In the end, a fully synthetic urine has remained a laudable goal in scientific circles.
“I think in the next few years, synthetic urine will replace human urine” in laboratories, said Fred Klaus, purchasing manager for Redwood Toxicology, a Santa Rosa, Calif., drug testing company that tests about 30,000 urine samples a day and is thinking about testing Surine. “If you end up with something like Surine that’s very stable and easy to maintain, you’re going to go to that because that’s one of your savers.”
‘Very large challenge’
David Ashley, the CDC’s emergency response and air toxicants branch chief, said his agency has a long history of handling human urine, but a new joint program with state health departments for monitoring harmful substances in the environment would require large amounts of urine quickly.
“We’re faced with the very large challenge of producing material for all of those labs that will be consistent across the board,” Ashley said, adding that his agency bought 33 liters of Surine.
If the CDC’s experience with Surine is favorable, he said, it could increase that amount to up to 400 liters.
“So far it looks fine,” he said.
Dyna-Tek is not the first to attempt synthetic urine. Several companies have tried making it, typically ending with products based on human urine but treated with preservatives to reduce some of the organic version’s problems.
Most of those products have fared poorly in lab tests, said Dr. Robert Willette, president of Denver-based Duo Research and one of the country’s foremost experts on drug testing.
“None have been commercially successful,” Willette said. “The criteria is it doesn’t interfere with the tests, and the labs can’t tell the difference.”
Willette was one of several experts who advised Dyna-Tek in developing Surine, but he said he has no financial relationship with the company.
“I’m very interested in giving advice, because I want to become a customer,” he said. “When you look at all the labs that have to use control samples to calibrate their instruments, there’s an enormous potential out there.”
Dyches said the company, which was started in 1993 by a hospital toxicologist, is still small, with less than $500,000 in annual sales. Its main business continues to be selling glass test tubes and evaporator cups used in manual and automated drug testing.
While Surine brings in just 7 percent of revenue, Dyches said, “I’d be disappointed if in five years that isn’t 90 percent of sales.”

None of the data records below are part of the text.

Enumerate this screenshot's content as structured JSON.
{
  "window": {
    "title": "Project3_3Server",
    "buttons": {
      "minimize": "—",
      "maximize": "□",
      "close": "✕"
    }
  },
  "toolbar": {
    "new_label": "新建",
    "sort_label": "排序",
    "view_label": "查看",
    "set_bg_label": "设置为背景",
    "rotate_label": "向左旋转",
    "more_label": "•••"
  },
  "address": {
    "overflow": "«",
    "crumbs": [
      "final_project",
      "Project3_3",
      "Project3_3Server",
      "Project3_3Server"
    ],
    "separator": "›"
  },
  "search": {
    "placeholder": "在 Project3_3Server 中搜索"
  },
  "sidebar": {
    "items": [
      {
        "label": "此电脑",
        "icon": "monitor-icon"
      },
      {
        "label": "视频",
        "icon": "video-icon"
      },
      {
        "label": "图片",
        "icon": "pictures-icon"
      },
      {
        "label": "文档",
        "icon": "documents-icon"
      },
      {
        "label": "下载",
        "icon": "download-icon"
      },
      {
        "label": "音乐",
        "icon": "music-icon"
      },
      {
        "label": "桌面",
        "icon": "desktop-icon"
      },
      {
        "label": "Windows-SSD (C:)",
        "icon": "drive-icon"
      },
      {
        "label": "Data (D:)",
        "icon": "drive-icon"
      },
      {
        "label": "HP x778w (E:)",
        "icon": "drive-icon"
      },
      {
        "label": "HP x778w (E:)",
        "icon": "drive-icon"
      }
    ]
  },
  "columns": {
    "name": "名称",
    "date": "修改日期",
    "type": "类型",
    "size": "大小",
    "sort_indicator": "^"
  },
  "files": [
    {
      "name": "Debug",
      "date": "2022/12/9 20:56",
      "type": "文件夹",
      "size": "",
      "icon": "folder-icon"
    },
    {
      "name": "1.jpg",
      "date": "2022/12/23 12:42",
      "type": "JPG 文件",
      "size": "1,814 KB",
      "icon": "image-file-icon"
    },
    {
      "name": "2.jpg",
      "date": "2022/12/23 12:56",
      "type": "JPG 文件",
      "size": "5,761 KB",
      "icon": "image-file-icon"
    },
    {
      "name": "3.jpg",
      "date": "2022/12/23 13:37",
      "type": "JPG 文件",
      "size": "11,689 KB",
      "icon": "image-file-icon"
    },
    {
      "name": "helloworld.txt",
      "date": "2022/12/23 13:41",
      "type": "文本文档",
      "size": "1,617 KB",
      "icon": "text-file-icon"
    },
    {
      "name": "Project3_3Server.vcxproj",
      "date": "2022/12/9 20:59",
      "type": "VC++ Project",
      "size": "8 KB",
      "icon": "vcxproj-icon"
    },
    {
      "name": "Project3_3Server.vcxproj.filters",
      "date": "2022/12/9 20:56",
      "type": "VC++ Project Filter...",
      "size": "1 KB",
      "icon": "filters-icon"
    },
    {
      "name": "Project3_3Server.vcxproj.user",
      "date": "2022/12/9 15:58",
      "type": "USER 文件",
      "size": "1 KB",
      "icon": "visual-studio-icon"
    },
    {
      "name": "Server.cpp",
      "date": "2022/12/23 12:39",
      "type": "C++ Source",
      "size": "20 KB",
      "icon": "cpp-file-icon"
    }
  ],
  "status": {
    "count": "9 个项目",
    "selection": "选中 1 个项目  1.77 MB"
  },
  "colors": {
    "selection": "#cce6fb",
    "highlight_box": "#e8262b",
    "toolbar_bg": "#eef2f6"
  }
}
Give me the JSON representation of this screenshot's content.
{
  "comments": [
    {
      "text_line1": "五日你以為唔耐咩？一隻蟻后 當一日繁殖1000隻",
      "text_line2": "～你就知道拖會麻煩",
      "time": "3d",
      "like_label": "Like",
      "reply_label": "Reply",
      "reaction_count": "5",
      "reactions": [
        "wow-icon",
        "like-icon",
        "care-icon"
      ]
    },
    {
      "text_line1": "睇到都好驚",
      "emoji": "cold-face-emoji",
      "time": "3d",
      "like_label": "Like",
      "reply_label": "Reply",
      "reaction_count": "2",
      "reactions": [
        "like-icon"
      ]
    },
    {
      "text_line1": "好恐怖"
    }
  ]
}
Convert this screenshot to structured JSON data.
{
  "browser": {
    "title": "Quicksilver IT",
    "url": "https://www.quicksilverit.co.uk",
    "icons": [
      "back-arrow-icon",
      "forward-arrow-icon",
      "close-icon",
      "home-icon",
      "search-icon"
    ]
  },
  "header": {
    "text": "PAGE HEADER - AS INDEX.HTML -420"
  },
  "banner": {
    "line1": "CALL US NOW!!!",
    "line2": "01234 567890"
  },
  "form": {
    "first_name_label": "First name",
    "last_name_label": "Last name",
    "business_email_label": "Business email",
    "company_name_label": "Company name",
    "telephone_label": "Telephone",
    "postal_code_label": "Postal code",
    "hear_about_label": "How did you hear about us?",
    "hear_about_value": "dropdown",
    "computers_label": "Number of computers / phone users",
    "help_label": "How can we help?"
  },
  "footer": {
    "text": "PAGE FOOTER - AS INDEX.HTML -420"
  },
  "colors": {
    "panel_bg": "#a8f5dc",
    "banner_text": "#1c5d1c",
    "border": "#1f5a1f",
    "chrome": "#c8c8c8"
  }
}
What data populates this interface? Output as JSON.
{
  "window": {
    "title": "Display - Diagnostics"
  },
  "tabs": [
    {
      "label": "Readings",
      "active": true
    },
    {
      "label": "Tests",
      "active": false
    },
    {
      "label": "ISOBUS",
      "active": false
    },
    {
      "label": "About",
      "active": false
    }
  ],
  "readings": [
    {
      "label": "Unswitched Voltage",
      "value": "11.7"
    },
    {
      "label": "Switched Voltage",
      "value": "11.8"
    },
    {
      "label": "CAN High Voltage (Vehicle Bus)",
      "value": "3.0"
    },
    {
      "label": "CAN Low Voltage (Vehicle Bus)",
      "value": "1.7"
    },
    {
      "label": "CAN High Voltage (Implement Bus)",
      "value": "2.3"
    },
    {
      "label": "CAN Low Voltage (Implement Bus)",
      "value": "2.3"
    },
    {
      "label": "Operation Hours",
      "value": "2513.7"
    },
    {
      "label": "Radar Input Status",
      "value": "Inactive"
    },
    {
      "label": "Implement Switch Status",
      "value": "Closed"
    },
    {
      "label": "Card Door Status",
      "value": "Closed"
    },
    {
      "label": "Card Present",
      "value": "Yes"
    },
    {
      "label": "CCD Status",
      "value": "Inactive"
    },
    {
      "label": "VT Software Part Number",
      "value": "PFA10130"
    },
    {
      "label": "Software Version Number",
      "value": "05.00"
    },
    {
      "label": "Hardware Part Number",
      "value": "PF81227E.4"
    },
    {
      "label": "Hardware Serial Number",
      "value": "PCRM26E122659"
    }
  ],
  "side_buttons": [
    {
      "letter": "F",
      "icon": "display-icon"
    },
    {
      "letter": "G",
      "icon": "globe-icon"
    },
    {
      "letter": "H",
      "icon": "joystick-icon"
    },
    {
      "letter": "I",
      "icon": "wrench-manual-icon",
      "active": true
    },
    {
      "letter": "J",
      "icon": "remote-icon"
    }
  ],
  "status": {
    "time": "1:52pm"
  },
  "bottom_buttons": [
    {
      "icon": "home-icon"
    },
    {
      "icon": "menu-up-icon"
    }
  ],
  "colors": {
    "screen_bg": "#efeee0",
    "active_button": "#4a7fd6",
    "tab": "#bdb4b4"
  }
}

The breakthrough, operations manager Susan Olsen said, was when the company determined how to keep Surine stable during tests involving tetrahydrocannabinol, or THC, the chemical compound in marijuana that gets people high. THC decays rapidly in regular urine if not kept cold, limiting the usefulness of most urine-based products being shipped long distances.
In addition, drug enforcement agencies are calling for more companies to do drug testing at the work site, as opposed to mailing samples to a lab. With employees who may not have scientific training doing the tests, companies will want a more rugged product that doesn’t require much coddling, Dyches said.
Meanwhile, Dyches said he continues to get phone calls from industries outside of drug testing, such as a manufacturer that makes adult diapers.
“We’re finding lots of applications for it that we didn’t know existed,” he said.